Type 1: intransitives, the verb does not take a direct object. Type 2: transitive, verbs which take an object. Type 3: transitive and separable e.g. he gave the present back, the gave back the present. Type 4 (transitive, 2+ particles, inseparable) e.g. run out of, cut down on
- 10. Verbs Forms
- Present (‘your brother is upstairs’), past (‘she cried’), simple (‘they walked’), continuous, (‘to indicate time and tense’), Continuous (‘she is writing a letter)
- Participles (present participles, past participles)
- Regular and Irregular verbs
- Perfect verbs
- Active and passive
- Adverbs (adverbs of time, adverbs of manner, adverbs of place, adverbs of frequency; adverb position; adverbs of degree, comparatives and superlatives adverbs)
- Joining Words
Prepositions: a time relationship between two events or a spatial relationship between two things or people e.g. particular preposition (anxious about, dream about); prepositions and adverbs (she climbed down the ladder)
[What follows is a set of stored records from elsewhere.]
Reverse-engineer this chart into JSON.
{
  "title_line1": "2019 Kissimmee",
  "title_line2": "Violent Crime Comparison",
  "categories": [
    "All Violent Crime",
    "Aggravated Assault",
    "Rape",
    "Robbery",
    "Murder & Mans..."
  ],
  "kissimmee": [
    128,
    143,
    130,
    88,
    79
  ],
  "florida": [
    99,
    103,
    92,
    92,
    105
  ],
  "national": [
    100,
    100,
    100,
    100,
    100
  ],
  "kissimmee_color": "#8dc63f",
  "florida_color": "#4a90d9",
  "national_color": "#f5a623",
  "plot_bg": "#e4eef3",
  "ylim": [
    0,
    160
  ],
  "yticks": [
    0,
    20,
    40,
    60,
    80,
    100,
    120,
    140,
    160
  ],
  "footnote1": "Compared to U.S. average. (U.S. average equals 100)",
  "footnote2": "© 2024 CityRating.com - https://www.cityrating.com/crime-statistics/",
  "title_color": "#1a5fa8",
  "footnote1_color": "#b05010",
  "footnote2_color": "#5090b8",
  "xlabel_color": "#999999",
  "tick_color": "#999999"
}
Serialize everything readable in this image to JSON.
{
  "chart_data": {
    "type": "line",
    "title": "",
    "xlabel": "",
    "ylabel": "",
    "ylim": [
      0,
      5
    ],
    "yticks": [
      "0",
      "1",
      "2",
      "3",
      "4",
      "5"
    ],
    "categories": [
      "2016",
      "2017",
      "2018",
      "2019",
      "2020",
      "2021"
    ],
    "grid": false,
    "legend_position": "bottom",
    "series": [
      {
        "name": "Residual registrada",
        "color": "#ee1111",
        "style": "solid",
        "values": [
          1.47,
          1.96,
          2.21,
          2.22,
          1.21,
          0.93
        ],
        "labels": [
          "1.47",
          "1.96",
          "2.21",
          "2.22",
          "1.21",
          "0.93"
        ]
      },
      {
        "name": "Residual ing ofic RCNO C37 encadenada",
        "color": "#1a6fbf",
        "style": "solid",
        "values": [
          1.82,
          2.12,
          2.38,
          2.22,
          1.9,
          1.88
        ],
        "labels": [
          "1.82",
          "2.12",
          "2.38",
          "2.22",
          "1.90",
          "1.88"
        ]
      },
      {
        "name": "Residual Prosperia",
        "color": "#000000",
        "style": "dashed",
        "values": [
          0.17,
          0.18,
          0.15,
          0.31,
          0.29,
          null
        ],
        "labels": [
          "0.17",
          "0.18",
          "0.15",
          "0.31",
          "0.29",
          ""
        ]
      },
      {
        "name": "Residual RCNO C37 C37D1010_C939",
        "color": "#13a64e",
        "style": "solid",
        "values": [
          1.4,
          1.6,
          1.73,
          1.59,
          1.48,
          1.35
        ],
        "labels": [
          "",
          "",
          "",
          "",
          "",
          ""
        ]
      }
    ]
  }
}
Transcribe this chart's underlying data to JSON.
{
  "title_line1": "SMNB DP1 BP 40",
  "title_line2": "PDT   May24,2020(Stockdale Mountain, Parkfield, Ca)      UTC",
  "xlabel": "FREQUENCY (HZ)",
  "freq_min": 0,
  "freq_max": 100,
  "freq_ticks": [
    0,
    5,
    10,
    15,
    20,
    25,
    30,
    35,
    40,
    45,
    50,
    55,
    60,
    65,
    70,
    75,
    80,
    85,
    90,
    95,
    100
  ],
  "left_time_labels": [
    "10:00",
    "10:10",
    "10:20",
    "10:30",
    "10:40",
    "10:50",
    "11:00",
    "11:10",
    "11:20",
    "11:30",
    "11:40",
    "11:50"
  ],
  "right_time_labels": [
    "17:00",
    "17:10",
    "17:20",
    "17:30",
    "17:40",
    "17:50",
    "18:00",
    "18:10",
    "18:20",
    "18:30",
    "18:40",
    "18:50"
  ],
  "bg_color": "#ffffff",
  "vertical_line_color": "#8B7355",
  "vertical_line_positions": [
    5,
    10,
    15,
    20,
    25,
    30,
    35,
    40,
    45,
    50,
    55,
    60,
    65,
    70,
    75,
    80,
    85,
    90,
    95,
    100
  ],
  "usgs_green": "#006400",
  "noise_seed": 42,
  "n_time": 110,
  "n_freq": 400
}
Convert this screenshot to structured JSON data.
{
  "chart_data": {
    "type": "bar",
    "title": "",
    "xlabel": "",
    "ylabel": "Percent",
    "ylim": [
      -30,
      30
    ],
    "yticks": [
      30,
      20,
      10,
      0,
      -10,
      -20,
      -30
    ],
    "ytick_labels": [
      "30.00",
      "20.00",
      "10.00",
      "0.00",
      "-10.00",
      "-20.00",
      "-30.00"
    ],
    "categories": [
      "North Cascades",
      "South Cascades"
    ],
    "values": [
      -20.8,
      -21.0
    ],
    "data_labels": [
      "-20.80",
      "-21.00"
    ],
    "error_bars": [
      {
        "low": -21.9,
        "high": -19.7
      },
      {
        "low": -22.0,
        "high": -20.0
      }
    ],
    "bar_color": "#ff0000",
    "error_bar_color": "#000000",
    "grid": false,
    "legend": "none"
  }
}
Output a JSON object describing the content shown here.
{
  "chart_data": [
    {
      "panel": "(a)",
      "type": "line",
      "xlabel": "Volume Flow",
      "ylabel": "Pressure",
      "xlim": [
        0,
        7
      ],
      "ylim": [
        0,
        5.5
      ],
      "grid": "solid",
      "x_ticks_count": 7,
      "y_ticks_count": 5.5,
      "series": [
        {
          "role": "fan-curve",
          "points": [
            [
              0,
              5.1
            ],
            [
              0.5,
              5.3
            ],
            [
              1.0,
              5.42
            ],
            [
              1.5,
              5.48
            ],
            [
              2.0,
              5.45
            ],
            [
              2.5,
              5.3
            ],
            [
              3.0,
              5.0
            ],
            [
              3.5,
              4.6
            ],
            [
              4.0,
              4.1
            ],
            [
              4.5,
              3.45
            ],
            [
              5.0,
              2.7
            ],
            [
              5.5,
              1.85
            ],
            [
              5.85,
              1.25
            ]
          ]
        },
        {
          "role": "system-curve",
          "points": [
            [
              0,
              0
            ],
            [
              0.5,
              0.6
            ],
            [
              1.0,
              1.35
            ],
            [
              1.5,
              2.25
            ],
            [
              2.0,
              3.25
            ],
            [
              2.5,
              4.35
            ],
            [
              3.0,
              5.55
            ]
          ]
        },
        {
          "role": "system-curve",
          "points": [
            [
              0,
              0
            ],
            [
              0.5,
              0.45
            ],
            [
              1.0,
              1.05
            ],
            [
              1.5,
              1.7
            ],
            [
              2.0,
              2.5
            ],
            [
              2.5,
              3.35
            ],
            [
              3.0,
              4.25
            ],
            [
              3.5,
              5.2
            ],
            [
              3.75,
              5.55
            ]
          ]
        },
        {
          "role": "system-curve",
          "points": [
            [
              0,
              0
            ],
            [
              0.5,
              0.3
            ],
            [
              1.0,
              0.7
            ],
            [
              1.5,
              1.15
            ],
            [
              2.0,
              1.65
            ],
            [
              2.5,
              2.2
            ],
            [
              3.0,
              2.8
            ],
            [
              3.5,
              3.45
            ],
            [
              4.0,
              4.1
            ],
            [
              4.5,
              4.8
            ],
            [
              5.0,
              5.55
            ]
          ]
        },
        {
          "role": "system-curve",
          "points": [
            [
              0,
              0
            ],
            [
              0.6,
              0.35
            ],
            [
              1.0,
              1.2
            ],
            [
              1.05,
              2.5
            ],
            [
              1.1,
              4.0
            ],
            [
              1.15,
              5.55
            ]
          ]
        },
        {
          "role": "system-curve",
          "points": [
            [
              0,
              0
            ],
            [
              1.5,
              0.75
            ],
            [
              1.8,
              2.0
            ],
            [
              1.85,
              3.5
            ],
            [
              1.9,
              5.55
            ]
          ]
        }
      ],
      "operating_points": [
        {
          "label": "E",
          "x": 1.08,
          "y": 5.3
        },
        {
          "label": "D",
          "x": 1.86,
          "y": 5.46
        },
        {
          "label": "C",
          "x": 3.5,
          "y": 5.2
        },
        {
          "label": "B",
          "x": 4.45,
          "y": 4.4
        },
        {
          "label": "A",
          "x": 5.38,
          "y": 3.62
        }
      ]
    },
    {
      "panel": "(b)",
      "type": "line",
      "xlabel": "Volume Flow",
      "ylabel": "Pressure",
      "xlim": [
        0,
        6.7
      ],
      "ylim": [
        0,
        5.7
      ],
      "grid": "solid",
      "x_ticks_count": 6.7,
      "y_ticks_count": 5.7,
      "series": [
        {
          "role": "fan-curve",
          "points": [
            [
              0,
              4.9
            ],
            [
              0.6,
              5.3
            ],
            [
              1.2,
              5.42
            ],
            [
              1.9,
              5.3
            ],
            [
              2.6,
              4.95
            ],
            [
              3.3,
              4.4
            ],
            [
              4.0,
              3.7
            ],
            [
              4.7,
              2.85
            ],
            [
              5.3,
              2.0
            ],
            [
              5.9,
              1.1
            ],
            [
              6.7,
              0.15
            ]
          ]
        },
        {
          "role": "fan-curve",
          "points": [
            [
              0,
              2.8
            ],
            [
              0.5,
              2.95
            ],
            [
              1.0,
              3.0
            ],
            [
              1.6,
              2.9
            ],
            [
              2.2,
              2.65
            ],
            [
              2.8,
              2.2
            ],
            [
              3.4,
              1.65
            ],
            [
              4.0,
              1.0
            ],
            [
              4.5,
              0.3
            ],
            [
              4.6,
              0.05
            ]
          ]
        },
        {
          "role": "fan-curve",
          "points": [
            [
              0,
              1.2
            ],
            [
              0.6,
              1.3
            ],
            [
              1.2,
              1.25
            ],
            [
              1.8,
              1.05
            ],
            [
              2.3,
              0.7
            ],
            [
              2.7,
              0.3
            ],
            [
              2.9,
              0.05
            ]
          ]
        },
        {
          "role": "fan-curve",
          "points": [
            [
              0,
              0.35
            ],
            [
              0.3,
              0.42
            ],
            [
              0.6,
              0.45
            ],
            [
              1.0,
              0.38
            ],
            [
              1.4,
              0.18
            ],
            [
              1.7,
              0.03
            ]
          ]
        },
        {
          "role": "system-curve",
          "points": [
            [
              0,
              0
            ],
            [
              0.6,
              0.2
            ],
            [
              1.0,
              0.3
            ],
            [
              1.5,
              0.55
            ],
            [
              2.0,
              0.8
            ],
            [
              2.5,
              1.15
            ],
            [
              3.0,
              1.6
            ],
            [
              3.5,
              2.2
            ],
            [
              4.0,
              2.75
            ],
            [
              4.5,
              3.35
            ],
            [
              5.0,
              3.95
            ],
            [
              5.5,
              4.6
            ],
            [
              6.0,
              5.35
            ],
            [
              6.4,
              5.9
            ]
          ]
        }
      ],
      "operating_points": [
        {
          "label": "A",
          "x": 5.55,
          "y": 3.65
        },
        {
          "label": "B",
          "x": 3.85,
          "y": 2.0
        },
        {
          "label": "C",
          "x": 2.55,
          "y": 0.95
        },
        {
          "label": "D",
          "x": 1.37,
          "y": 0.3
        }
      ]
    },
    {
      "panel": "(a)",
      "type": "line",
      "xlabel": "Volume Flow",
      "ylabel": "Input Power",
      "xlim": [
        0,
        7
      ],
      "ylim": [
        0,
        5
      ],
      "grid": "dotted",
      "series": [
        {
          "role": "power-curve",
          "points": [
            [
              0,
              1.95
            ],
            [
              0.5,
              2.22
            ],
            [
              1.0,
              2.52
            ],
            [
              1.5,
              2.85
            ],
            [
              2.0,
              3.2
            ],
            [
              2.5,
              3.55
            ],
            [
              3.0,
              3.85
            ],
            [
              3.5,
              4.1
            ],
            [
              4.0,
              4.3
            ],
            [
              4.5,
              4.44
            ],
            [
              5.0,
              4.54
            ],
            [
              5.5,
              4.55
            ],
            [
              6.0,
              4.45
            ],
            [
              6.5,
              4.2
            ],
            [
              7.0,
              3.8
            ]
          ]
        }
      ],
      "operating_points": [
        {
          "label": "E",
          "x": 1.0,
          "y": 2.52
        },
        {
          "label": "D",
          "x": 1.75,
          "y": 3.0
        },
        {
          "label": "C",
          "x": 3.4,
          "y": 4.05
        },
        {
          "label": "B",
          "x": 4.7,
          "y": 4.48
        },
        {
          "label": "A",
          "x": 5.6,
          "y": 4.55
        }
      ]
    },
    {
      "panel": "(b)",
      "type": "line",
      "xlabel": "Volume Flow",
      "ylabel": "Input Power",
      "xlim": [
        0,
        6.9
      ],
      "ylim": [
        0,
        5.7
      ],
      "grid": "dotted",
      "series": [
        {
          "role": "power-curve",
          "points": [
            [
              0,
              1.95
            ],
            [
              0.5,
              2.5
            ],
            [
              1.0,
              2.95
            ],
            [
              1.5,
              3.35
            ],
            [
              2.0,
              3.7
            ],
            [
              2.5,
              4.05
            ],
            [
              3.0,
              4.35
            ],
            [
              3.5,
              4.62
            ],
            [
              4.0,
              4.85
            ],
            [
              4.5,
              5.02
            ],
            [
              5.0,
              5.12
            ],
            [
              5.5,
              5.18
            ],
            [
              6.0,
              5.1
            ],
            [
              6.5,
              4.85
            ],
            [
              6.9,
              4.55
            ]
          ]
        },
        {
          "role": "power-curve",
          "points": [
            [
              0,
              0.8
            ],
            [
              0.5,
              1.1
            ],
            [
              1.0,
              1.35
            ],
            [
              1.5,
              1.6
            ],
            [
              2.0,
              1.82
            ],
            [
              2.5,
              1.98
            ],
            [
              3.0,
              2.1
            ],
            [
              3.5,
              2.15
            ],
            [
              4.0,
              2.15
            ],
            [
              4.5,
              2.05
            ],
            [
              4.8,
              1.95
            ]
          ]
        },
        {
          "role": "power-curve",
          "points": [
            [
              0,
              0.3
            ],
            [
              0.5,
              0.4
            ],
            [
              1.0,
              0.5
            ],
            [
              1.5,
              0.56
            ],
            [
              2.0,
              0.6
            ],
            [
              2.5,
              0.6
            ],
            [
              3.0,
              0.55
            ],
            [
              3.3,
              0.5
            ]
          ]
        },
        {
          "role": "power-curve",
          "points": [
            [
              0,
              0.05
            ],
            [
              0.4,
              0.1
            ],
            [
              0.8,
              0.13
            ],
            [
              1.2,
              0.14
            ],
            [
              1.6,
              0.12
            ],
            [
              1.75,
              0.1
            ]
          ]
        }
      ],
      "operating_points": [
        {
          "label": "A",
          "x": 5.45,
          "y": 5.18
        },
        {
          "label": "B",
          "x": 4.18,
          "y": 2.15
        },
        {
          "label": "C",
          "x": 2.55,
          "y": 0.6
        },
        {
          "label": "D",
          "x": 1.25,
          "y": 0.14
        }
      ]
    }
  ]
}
- Conjunctions: it joins two clauses (and, so, because, but)
We talk about something that is not real. Conditional Sentences are formed the conjunction ‘if’ is used to preface a condition, e.g. ‘if it rains (condition), you’ll get wet (result)’
- Talking about present: e.g. if you pay online, you get a discount (real); ‘if I had a dog, I’d take it for walks (hypothetical)
- Talking about future: e.g. if you work hard, you’ll pass the exam (real); ‘if I won the lottery, I’d travel around the world.
- Talking about past e.g. if it was very warm, we ate outside (real); if I’d known the rail strike, I would have come by car.
Three specific instances of words that group together
- Collocation: If any two words occur together more often than just by chance. Collocation for the word ‘heavy’, for example, heavy rain, heavy smoking, heavy burden
- Lexical Chunks: strings of words which behave almost as one unit. For example, ‘out of the blue’. They become more problematic depending on how idiomatic they are. Idiom is a lexical phrase where the meaning of the whole phrase may not be comprehensible even if we know the meaning of each individual word. For example; ‘full of beans’ means ‘energetic’
Language Function is a purpose you wish to achieve when you say or write something. By performing the function, you are performing an act of communication
Text and Discourse
- Cohesion: the devices we use to stick text together – the way we connect sentences together. Lexical cohesion uses words and groups of words throughout a text to bind a topic together. Grammatical cohesion uses pronouns, articles, tense agreement, etc. Here is also known, anaphoric reference,
- Coherence the sentence has some internal logic
- Conversational Discourse to be a successful conversationalist, Speakers of English need to recognize ‘discourse markers’, phrases such as ‘you may be right, but…’, ‘hold on, I’d just like to say that’
- Speaking and Writing. With speakers, the proportion of function words is often much higher. Students of English need to be able to recognize the difference between more speaking-like and writing-like language, and to use these differences creatively.
- Register refers to both the topic we are speaking about and the tone (forma/informal) that we wish to adopt.
Many different varieties in English; British, American, Indian, Pakistani, Singapore, etc
I don’t know what happen with the numbering when I posted this.